Winter Meetings 2012: How to Maximize the Success of Your Ballpark
September 18, 2013
For decades, Populous has been a part of the Baseball Winter Meetings- whether we presented our firm on the trade show floor, participated on a panel at the Freitas Seminars or hosted a dinner, the Winter Meetings always gives us a great opportunity to connect with individuals in baseball who understand and value the impact a ballpark has on shaping the fan experience, the city and the team. At this year’s meetings in Nashville, we again took a different approach, working with leaders in the industry to host a series of speakers as part of a workshop called “You’re On Deck: Maximizing Your Ballpark’s Potential.” The workshop was focused on where we are all headed- discussing trends, logistics and revenue generation- components that impact each and every ballpark operator, team owner and president as they plan for the future of their facility.
We had representatives from more than 60 major and minor league teams in attendance to hear from our three speakers: Aaron Artman, President of the Tacoma Rainiers; Scott Jenkins, Vice President of Ballpark Operations for the Seattle Mariners; and Jason Freier, Owner/CEO of Hardball Capital, Fort Wayne TinCaps and the Savannah Sand Gnats. Together, our speakers covered topics that are key to the success of a modern ballpark- the importance of developing positive working relationships with city officials and public/private partnerships, the evolving role of sustainable design, build and operation practices in ballparks and how to create unique revenue generation models based on the demographics of your current and projected fan base.
Each of the presentations hit on different topics that are sure to impact owners, executives, and operational staff over the coming few years, which is most likely the reason we had such an attentive and focused audience. Below is my understanding of the key lessons from each of the speakers’ presentations:
- Aaron Artman:Aaron’s experience with the Tacoma Rainiers (who recently renovated their ballpark, Cheney Stadium) and the renovation process provided an ideal jumping off point for a conversation about the process involved with working with the local municipality, changing the ownership group in the middle of the design and construction process and public/private partnerships. Interesting takeaways included:
- The importance of developing lasting relationships with city officials as well as the design and build teams to ensure the overall success of a renovation or new build.
- Examining and deciding what is best for your team- whether that be to rebuild, relocate or remodel- and understanding that there is not a one-size-fits-all formula for success in whatever you choose to do.
- Learning to manage the ‘curve balls’ that are inevitable in the early development, design, and construction phases.

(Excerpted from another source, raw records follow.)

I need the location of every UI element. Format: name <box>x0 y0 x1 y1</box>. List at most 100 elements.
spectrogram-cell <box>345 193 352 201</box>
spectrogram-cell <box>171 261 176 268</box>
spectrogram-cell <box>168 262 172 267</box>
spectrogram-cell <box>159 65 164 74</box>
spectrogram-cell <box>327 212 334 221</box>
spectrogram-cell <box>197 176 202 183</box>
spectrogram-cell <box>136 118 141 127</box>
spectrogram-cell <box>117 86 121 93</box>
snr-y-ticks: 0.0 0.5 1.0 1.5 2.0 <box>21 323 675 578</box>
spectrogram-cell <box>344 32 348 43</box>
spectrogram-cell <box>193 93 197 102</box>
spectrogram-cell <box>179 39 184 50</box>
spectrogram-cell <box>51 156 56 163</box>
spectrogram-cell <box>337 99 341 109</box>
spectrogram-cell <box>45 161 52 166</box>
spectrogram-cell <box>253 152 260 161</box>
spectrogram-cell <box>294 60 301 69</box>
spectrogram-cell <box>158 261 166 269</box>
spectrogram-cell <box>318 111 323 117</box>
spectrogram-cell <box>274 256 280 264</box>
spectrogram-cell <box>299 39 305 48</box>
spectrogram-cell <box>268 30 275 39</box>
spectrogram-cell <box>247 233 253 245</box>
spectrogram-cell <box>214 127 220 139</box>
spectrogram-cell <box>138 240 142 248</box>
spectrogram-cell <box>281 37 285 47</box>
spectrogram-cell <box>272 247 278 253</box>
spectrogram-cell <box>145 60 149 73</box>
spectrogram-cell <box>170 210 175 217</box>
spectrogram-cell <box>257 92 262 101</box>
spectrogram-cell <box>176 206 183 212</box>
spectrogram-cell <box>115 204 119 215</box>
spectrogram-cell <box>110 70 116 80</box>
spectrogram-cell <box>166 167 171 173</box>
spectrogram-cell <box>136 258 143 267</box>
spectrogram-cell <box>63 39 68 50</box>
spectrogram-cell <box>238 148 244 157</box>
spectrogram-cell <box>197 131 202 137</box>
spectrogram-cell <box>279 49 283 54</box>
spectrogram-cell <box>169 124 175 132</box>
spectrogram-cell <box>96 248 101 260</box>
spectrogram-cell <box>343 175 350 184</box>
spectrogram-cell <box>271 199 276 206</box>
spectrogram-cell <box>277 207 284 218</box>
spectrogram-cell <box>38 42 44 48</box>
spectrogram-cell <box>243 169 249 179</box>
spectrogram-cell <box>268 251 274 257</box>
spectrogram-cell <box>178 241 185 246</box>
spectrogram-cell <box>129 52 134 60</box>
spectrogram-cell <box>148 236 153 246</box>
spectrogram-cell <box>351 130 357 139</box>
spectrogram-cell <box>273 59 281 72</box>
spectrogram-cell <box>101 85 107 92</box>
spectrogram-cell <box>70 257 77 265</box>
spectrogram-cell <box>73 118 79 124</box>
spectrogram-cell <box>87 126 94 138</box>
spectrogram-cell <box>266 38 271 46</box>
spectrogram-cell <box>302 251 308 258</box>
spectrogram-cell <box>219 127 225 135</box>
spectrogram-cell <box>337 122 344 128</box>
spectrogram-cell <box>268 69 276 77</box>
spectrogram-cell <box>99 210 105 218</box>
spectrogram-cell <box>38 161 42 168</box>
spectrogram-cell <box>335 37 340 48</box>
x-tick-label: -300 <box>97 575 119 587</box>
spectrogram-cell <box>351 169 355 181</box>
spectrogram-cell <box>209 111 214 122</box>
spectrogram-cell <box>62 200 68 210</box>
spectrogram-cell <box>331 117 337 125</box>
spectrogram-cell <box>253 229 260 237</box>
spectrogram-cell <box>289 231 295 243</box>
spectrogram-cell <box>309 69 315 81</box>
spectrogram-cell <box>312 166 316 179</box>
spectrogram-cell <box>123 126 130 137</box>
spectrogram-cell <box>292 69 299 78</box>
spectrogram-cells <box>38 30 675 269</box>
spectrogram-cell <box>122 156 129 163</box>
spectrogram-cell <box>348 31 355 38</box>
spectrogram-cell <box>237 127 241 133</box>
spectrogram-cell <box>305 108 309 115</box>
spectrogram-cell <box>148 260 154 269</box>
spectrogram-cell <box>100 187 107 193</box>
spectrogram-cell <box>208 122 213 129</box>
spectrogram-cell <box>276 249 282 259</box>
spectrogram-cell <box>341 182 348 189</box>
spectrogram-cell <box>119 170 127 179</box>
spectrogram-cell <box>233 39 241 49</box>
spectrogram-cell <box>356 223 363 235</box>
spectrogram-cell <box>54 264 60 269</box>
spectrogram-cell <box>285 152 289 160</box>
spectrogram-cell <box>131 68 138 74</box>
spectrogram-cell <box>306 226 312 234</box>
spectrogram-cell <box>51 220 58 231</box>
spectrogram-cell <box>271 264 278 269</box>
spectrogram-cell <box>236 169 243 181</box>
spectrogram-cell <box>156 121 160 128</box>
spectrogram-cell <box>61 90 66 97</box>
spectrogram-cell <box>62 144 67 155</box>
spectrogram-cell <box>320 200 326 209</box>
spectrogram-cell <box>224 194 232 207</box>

- Jason Freier:Jason possesses a wealth of knowledge regarding the business side of ballpark development and renovation. He has conducted extensive research on minor league stadiums, evaluating how each team creates seating models and amenities that appeal to their unique fan bases. He stressed the following:
- The importance of doing thorough research on your team’s fan-base to create a mix of seating and amenities that will result in sales for your team, year after year.
- Creating a revenue generation model that doesn’t only address your current fan base, but explores and plans for who your fan base will be 10, 15 or 20 years down the road is essential.
- Scott Jenkins:Scott has truly been a leader in sustainable practices in baseball. His work with the Seattle Mariners and Safeco Field has demonstrated that the message of sustainability isn’t lost on fans, team owners or executives. The most compelling takeaways included:
- The importance of leveraging involvement with groups like the Green Sports Alliance to better understand where sustainability in sports is headed and how your team or ballpark can most successfully integrate sustainable practices.
- Research! Explore the existing sustainable practices baseball teams and other sports teams are engaging in and consider what you could most effectively adapt to fit your ballpark or fan base.
- Case studies on the impact of sustainable practices on the bottom line of a team can also provide important basis for the integration of these practices as you meet with other decision makers for your team.
The Baseball Winter Meetings provide us an opportunity to come together and talk about the previous season, compare notes, and plan for the coming year. We hope attendees learned as much from the “You’re On Deck” workshop as we did and we hope you will offer suggestions on what topics you are interested in for next year.
We look forward to seeing attendees from last year as well as some new faces in Orlando in 2013!